Today would have been my Gran’s 91st birthday. She was a real people person, who was full of fun, and never happier than when her home was full of people enjoying themselves. She was the life and soul, and when I was in my early twenties, more than one of my male friends teased my Grandpa that he had competition! She taught me not to take life too seriously, something I forgot for a while a few years back, and she was the first person who taught me that you could break the rules.

When I look back, my grandparents were quite a subversive force in our family. My parents were strict about a lot of things, and it seemed that my grandparents were actively relaxed about most of them!

Take TV for example. In our house it was strictly controlled: no American soap operas, and very little from ITV. At Gran and Grandpa’s we would get ready for bed and then come down for supper in front of Dallas, Dynasty, and Coronation Street: oooooo the scandal!  Personally I wish they hadn’t let me watch the film, Pirana at such a young age, but I wasn’t going to admit that at the time.

Food was another battleground between my parents and grandparents.
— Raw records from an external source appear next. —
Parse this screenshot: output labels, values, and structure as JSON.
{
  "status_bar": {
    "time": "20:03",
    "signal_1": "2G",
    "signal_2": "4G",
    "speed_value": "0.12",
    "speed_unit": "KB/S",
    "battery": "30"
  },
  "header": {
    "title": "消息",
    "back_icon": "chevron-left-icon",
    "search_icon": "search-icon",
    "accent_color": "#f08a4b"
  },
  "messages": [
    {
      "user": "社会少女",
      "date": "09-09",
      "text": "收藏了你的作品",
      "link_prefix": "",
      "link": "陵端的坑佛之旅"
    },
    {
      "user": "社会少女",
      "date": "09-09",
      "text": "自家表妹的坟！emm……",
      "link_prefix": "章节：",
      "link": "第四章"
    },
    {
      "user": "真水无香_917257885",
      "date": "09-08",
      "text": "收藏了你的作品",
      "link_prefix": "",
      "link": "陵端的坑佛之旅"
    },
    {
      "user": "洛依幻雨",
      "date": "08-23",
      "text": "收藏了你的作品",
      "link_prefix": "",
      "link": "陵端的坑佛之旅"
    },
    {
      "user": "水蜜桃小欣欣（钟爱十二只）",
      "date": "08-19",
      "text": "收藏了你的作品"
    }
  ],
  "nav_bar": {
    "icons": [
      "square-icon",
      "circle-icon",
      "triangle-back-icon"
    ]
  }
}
At home we were allowed no more than one chocolate biscuit in any one day. Whereas at our grandparents house we were actively encouraged to eat chocolate biscuits at every opportunity. Even in front of my parents! When I think about the war on sugar that’s raging today, I wonder how us chocolate-biscuit-eating, coke-float-drinking children ever made it past our teens. And that’s before you consider my Gran’s favourite trick of making coke fizz up by dropping sugar cubes into it…

Once in a while my grandparents would come to Edinburgh and take us girls out for lunch. One of their favourite haunts was a bar/lounge that housed a troupe of dancing girls upstairs. Needless to say my Grandpa would disappear for a while, and we would pass the time waiting for him, by playing on the fruit machine with Gran. Illegal for children and thoroughly frowned upon at home. Obviously.

In my last year of school I had a friend who lived in the same town as my grandparents. There were a few times I wanted to go out there, and so I’d go to stay with Gran and Grandpa. They loved it, and would always be waiting up for me, with a drink ready, and dying to hear all about my night. This is not what would happen at home.

I sometimes wonder whether my Gran was just being mischievous by encouraging me and my sisters to break our parents’ rules. Or whether she wanted to show us that there’s more than one way to live your life. That we had choices, and didn’t have to follow a set pattern.

Gran didn’t live to see me jack in the corporate career, but I like to think she would be pleased to see me create something for myself. After all, she was our most vocal advocate when we were growing up. And her attitude was that if something isn’t working for you, get off your bottom and change it. Choices, you see. Choices, and action, and breaking the rules.